I have to interject here. Bigotry is "intolerance toward those who hold different opinions from oneself." I would expand that to "conditions". It has nothing to do with politesse. Bigotry is prejudice - "preconceived opinion that is not based on reason or actual experience." His positions are definitionally prejudice with regard to gender, race, and sexual orientation. He may not be overtly antagonistic, but that does not excuse the underlying bigotry.
Let me take this as a starting point to pinpoint what I think is a problem. Tolerance of different points of view does not mean agreement, nor approval. It means letting people express themselves, presumably with a genuine attempt at engaging the arguments people make as opposed to falling back on personal attacks. Now, ask yourself this question very seriously:
Is there any way a religious person could consider homosexuality sinful without you considering them to be bigotted?

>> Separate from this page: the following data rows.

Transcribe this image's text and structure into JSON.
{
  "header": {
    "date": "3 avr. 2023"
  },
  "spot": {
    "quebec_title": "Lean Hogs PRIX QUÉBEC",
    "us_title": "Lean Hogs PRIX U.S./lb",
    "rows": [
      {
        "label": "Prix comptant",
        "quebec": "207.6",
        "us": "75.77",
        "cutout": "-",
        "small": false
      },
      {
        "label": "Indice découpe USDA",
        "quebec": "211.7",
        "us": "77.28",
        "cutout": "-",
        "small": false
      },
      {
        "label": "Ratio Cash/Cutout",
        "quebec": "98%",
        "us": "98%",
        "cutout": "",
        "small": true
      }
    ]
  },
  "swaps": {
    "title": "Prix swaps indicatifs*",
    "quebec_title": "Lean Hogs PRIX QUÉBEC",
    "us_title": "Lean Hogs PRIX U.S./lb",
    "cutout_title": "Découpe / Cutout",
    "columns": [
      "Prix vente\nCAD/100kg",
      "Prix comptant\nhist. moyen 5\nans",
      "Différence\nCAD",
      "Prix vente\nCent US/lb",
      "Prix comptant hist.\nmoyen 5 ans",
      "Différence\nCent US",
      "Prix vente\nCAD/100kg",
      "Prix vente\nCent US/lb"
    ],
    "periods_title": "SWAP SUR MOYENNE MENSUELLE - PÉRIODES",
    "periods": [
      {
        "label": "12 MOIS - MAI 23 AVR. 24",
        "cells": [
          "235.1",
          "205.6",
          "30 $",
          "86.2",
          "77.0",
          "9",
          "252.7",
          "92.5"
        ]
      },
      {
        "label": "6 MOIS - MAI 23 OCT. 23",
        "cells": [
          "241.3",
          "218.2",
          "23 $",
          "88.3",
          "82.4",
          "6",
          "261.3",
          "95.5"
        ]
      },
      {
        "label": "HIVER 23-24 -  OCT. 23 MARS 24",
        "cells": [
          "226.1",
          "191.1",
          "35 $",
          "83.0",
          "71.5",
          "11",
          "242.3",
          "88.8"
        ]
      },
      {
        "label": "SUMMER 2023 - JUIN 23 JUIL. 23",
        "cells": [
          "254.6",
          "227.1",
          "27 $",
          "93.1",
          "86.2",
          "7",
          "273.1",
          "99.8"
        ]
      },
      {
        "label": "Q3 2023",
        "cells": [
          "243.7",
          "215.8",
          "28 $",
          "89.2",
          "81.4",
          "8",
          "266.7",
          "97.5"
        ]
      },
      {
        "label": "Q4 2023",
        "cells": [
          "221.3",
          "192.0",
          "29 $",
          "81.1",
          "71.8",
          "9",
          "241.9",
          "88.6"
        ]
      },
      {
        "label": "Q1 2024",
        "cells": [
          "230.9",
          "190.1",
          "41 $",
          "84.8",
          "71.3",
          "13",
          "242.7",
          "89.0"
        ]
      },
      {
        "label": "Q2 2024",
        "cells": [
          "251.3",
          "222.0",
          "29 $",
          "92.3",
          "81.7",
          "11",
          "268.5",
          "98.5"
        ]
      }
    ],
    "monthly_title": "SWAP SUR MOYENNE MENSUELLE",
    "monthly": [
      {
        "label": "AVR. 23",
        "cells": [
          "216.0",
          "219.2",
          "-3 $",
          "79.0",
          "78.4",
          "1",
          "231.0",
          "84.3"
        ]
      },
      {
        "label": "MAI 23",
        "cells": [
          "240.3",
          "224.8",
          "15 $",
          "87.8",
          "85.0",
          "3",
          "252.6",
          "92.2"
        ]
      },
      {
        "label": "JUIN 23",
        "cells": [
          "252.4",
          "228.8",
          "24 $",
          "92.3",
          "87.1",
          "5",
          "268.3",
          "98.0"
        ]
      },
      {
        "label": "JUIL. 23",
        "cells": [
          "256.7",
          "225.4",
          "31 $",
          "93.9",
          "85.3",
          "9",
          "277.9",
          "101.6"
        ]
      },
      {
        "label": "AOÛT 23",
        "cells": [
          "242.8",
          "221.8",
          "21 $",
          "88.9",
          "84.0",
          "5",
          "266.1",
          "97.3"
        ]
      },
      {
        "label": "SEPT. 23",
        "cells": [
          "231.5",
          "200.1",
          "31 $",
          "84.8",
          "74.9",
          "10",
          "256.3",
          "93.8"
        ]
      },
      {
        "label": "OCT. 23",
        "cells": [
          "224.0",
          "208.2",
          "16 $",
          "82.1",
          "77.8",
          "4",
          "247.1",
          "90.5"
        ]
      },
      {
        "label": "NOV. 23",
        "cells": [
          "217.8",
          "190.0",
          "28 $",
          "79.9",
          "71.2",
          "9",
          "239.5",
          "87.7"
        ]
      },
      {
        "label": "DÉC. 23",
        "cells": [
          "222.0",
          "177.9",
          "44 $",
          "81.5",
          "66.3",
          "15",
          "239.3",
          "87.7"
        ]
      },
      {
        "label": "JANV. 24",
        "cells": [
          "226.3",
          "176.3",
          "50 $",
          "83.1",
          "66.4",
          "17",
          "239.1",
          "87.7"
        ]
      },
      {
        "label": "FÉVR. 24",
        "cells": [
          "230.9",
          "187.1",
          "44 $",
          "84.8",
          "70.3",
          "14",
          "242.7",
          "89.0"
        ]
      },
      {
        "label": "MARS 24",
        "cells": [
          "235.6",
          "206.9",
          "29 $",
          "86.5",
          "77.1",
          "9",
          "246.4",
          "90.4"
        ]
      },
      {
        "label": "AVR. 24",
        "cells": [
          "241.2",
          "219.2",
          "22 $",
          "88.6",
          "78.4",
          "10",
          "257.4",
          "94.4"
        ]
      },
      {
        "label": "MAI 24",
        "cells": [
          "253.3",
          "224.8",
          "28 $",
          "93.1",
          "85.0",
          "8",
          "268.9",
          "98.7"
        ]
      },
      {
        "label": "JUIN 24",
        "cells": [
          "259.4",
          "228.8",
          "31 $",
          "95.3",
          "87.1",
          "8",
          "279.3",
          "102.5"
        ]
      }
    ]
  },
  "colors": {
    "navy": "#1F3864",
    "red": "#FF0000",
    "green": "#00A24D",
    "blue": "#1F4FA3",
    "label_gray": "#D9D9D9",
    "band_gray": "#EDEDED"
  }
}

Here, we should be charitable and assume that the hypothetical religious person involved here believes that homosexuality is a sin. However, they insist on it being a personal choice and on not interfering. If their opinions are requested in a discussion, they will state it, but they will not otherwise interfere in your life and they will never treat you as anything less than a person. If it conflicts too much with your view of religious people, you can imagine that I talking about someone who is unusually morally upstanding.
Now, here is the point of that game. Many conservatives believe that when concepts such as "bigotry" or "hate speech" are being expressed, they are synonymous with the disagreement of the left. I'm sure it's somewhat of an exaggeration, though I have seen enough people make use of insults frivolously to target conservatives (and get away with it) to suspect it might not be entirely false. If you cannot find anything our hypothetical religious person could do, or say that would allow them to condemn homosexuality without being considered bigotted in spite of having picked the softest religious person I could imagine, then you argue that some aspects of religiosity, conservatism, and bigotry are one and the same thing. If, on the other hand, you manage to find some line between tolerance and approbation, between bigotry and disagreement, then you agree with conservatives that you can legitimately disagree on issues as deeply personal as sexuality and have a very civil discussion over it.
My answer:
Although I do not see any particular reason to condemn homosexuality myself, I do understand that tolerance and approbation are different. The first word says something about what
you do not do. Tolerating differences is a fancy way to say "live and let live." It doesn't mean you like what other people do, or that you think anyone should be doing it. In fact, you might strongly object to it and still be tolerant. For religious people, scripture and traditions carry with them wisdom about how to best live your life. The morals behind stories that we bothered dragging with ourselves for millennia are not without their reasons to be compelling. One of them is that it survived for so long and tackles aspects of our human experience that didn't change much. Some people drag from it that homosexuality should not be pursued and I am not ready to call this completely prejudicial.
The line I trace between a religious bigot and a religious person isn't a political line. If you thought through the view presented in your scripture about family, marriage, and sexuality, and if you bother discussing those views with people who have firsthand experience, I cannot call that prejudice because you took the time to dig. I wouldn't say that my approbation of homosexuality as a legitimate way to conduct one's life is less prejudiced than the view of many people who disapprove of it. At the moral level, the overriding criterion in that case for me is that I couldn't imagine myself not being with a woman, so I don't see how we could demand the equivalent on their part. However, that's just an intuition. All the people I mentioned have much more to say than I do about this, so how are they more bigotted than me?